Mr Cosgrave was responding to a query about whether he supported the aims of US presidential hopeful, Elizabeth Warren, who has vowed to “break up Big Tech” should she succeed in evicting Donald Trump from the White House.
He suggested that the impact on society of huge web companies such as Facebook, or companies with a major influence such as Twitter, is akin to the societal change wrought by the invention of cars at the end of the 19th century.
“When cars came along they were a transformational technology but they also maimed an insane amount of people,” he said.
“On balance, cars are better off existing than being regulated out of existence. But there was a need to mitigate against these weapons flying around, so there was a need to invent traffic lights, seatbelts etc . . .
“Using the framework of cars, what is the seatbelt for being on Twitter? With cars we trained police to regulate traffic. If we can figure out what is bad behaviour on Twitter maybe we could get pulled over by a social media cop.”
He said social media had caused many “second order problems” for children that may require legislation, and highlighted that other media, such as traditional films, had rules to limit what certain age groups can watch.
“There are censors for films. Maybe there should be some sort of independent censoring agency – a State agency – for social media that could retrospectively have the power to take down certain tweets, or not display them in certain countries.”
On whether to break up rather than regulate “Big Tech”– including Google, Facebook and Amazon – he said there were “good arguments” for doing so to stimulate innovation. He argued that major tech companies don’t spend a large proportion of their huge profits on innovation.
Referring to past testimony provided by Facebook founder Mark Zuckerberg in front of political committees in the US and elsewhere, he said: “I don’t think anyone watched it and thought this guy has cogent arguments to defend the current position.”
On Web Summit, he said the company was still looking to expand and may consider further developing a conference for the car industry.

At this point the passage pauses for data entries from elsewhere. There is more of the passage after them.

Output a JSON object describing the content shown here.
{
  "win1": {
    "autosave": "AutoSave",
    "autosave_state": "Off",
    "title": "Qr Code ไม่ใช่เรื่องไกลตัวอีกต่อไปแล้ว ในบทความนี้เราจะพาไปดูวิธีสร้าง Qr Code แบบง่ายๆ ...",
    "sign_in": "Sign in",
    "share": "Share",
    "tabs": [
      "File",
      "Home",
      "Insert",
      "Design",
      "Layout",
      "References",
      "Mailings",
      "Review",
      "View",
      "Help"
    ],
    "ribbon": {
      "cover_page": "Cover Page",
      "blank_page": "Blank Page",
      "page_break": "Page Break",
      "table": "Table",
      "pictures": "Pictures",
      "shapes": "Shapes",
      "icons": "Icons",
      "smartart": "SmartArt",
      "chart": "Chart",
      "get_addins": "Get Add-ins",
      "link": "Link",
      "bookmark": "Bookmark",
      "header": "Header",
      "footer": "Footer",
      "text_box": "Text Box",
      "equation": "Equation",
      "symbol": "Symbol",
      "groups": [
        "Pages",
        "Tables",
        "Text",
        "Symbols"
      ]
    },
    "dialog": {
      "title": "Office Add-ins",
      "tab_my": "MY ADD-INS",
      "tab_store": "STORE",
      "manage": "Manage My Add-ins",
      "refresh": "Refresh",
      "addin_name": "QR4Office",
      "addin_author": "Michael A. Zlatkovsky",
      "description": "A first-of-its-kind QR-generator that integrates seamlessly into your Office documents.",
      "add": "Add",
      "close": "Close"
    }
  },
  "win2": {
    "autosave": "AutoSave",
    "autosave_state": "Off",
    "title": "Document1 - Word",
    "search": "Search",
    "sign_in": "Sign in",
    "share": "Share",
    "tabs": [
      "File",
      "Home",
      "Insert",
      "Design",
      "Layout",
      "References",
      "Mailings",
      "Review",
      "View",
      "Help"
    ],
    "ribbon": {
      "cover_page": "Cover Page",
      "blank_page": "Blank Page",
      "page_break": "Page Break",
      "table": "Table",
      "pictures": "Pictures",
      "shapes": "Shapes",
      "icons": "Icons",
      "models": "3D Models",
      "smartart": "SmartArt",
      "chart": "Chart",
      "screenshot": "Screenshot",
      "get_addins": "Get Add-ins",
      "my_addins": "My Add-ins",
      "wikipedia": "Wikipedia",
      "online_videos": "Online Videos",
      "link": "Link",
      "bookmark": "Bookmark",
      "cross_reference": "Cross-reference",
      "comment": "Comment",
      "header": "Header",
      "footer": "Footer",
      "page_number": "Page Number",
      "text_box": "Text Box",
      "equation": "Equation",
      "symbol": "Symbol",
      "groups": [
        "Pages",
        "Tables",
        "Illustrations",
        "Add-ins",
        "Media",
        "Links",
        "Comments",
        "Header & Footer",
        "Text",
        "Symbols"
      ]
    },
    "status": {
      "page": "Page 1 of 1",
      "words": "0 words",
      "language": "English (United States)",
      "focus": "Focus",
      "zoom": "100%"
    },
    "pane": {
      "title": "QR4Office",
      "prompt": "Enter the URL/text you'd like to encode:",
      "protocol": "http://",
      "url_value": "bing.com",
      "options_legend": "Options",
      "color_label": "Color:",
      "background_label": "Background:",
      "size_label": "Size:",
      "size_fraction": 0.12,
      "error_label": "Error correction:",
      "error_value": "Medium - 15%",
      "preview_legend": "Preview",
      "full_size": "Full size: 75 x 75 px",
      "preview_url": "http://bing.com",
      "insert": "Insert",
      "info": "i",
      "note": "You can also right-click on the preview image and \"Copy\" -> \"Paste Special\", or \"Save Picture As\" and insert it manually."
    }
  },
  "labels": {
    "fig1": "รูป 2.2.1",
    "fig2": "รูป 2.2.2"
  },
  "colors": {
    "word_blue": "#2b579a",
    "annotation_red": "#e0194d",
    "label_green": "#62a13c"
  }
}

Web Summit also recently opened a new software engineering office in Porto, employing about 15 people, bringing the total in related disciplines to about 50 across the group.
He said the company does not need further capital to expand, either for its core conference business or its software-building arm: “We fund all that ourselves.”
Next month’s event will be the ninth Web Summit and its fourth in Lisbon, since it moved from the RDS in Dublin.
Mr Cosgrave highlighted the emergence of a theme of whistleblowers at this year’s event, with speakers including former US intelligence official, Edward Snowden, who blew the whistle on mass State surveillance through technology, and John Tye, founder of Whistleblower Aid.
Other speakers include Tony Blair and Brazilian former footballer Ronaldo.